Clarice Starling, Are you a deep roller or a shallow roller?

lol


----------



## fusion121 (Jan 22, 2005)

skinheaddave said:
			
		

> Yes, and you seem to be doing just that.  Learning is fun!
> 
> Cheers,
> Dave


   That gets my vote as most patronising quote of the year.


----------



## Bearo (Jan 24, 2005)

oopps, sorry.. forgot that I started this thread   



			
				Div1nE said:
			
		

> 1) i dont think scorpions have that kind of intelligence.
> 
> 2) wouldnt mother nature give the scorps a natural ability to resist their own venom?
> 
> ...


I'm not saying that they are that intelegent, i'm repeating what I heard (someone thought that it would be a logical argument maby? and it seems that way to.. it would be so easy that way hehe )

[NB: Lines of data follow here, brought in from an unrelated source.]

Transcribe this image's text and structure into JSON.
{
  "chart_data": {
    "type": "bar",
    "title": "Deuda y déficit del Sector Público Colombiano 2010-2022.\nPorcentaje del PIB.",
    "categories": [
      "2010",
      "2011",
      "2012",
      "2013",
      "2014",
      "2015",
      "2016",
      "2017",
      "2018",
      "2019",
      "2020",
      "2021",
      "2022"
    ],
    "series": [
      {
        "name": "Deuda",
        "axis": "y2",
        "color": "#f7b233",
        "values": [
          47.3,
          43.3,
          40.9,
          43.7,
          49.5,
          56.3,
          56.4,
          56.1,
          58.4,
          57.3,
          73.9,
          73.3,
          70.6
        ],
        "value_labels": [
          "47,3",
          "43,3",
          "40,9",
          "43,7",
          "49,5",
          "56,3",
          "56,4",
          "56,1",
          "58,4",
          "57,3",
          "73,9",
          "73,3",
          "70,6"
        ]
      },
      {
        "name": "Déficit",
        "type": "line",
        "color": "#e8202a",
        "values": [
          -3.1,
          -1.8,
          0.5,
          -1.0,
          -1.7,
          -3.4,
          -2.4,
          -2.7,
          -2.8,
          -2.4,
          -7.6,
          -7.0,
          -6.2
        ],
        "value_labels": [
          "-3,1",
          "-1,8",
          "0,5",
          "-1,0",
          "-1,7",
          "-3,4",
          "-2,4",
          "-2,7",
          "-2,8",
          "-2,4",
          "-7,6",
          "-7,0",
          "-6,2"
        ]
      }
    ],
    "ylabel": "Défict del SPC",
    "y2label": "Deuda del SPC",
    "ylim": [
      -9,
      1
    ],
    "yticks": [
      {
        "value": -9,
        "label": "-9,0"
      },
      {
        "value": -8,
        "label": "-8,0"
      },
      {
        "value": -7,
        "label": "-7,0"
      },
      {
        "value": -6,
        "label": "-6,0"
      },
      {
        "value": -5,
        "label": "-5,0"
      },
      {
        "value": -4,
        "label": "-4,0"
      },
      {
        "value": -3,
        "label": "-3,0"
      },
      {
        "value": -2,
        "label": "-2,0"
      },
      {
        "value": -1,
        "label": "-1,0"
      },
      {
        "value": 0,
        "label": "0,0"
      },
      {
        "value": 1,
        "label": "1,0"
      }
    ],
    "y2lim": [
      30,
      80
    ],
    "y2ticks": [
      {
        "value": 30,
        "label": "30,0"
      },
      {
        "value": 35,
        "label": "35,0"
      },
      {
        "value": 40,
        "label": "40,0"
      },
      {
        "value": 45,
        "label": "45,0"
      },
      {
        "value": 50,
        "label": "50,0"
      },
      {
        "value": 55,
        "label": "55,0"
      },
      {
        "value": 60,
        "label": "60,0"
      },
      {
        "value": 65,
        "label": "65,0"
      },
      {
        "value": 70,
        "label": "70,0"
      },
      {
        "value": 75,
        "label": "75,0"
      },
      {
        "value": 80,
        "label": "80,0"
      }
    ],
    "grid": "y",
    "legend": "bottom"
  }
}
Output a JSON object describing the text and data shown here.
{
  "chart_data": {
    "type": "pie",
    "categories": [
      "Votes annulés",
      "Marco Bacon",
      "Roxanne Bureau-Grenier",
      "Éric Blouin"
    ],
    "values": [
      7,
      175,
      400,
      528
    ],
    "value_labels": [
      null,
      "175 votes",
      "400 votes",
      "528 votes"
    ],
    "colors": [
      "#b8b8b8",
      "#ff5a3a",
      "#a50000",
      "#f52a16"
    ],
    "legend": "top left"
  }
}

So your saying that it has never happend that a venomous snake has bitten itself (or got bitten by another snake from the same species) and died? because it has happend many times you know...




			
				SpaceHawk said:
			
		

> There is a pigeon called a Roller that twists and rolls in the air when flying. When they do this they fall a short distance and then regain. Some pigeons seem to like it way to much and keep going until they hit the ground. Some that are in my flock have done this. Its pretty common with Rollers. Its not funny, but its hard not to laugh when you see a pigeon 100 feet up start to roll and not stop. No one knows why they don't stop, except that it may give them a certain amount adreneline. Weird huh?  They'll bounce 6 feet in the air after they hit if they are that high.


isnt it just that they loose track of how much they fall... who knows, they might be dumb hehe 


Thanks for all the replies btw


----------